Its ANC masters have seen this movie before

Conscience of a Centrist

By Kabelo Khumalo

If we know anything, it is that weakness is provocative,” George W Bush’s former secretary of defence and Iraq war proponent Donald Rumsfeld once said.

Simply put, what the warlord meant to convey was that any sign of weakness invites more attacks – that one must stand firm on one’s ideals.

This quote sprang to mind listening to what is starting to sound like a broken record – Cosatu threatening (for the umpteenth time) to ditch the ANC at the polls.

Sadly, this is part of what has become a long tradition of the federation – to threaten to hurt its master at the polls, only to be front and centre of the ANC’s campaign come election time. The lure of having its former leaders representing the ANC in parliament and occupying positions in cabinet is too much for the federation to resist.

One of the biggest ironies of the past decade was the federation severing ties with Numsa, its biggest affiliate at the time.

Who can forget the summer of 2014 when 33 votes at Cosatu’s special central executive committee meeting decided the fate of more than 350000 workers?

The expulsion of Numsa was a microcosm of Cosatu’s weakness.  It was a failure of the federation to place the interest of workers first. It is worth remembering that the ANC’s policies and leadership battles were central to the fallout between Cosatu and Numsa.

Numsa’s biggest crime was to democratically, in its own congress, argue for the political independence of the federation given the worsening material conditions of the working class as a result of “neo-liberal” ANC policies.
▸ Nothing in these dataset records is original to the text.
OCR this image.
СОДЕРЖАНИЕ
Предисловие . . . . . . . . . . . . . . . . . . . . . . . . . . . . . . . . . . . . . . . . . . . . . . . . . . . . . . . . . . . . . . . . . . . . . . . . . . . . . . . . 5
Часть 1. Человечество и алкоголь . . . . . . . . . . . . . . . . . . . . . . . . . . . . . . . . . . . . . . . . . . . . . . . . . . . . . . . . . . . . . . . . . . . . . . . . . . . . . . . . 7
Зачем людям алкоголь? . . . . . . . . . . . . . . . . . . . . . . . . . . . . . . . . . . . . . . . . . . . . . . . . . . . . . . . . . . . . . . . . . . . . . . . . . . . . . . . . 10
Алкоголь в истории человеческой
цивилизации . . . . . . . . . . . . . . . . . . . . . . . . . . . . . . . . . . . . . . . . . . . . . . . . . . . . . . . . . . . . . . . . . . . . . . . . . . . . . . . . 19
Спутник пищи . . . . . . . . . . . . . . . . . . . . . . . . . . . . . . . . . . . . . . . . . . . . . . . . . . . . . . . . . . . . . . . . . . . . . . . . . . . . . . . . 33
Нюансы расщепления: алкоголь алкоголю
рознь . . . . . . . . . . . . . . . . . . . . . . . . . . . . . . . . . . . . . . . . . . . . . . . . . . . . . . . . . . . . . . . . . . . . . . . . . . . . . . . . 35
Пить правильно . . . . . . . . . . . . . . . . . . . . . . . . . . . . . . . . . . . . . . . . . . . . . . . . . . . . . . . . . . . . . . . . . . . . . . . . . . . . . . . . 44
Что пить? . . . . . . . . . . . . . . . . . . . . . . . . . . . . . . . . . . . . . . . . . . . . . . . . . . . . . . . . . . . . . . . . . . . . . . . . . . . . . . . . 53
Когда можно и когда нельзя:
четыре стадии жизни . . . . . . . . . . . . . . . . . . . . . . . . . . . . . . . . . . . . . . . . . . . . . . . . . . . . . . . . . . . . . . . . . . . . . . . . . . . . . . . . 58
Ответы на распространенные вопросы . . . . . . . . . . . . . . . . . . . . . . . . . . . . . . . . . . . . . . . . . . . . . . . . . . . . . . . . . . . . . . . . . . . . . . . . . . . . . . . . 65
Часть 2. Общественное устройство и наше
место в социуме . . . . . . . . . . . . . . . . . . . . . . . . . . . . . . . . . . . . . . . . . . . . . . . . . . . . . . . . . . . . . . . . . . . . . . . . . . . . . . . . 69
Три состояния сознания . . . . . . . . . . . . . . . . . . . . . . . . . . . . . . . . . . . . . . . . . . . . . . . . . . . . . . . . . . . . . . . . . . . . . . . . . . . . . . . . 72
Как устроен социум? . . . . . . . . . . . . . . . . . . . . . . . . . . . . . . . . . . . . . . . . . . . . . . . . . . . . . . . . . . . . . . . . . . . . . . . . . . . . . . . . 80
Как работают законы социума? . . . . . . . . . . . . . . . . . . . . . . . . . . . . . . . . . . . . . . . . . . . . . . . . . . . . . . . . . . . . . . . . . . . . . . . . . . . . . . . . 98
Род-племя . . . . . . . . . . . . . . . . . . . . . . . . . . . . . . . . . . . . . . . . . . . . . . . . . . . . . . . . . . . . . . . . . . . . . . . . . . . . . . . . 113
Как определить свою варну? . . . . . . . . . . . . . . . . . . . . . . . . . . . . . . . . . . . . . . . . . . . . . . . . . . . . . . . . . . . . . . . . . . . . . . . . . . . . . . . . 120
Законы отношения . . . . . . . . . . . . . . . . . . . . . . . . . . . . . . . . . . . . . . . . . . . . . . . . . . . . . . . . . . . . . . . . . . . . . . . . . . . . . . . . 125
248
Six years later, the working class Cosatu purports to represent is in the eye of the storm – the economy is out of joint and millions have lost their jobs. Corruption is the ANC’s daily bread.

What then should we make of Cosatu’s repeated threats to withhold its support for the ANC? Nothing! The ANC has seen this movie before and is not shaken by the federation’s kindergarten threats.

To add salt to the gaping wound,  workers at the federation’s investment firm, Kopano Ke Matla, are struggling to put food on the table while the powers that be at Cosatu House are not intervening.

Make up your mind, Cosatu, on whether you’re just happy being kingmakers at ANC conferences or if you want to influence the policy trajectory of the governing party to the left.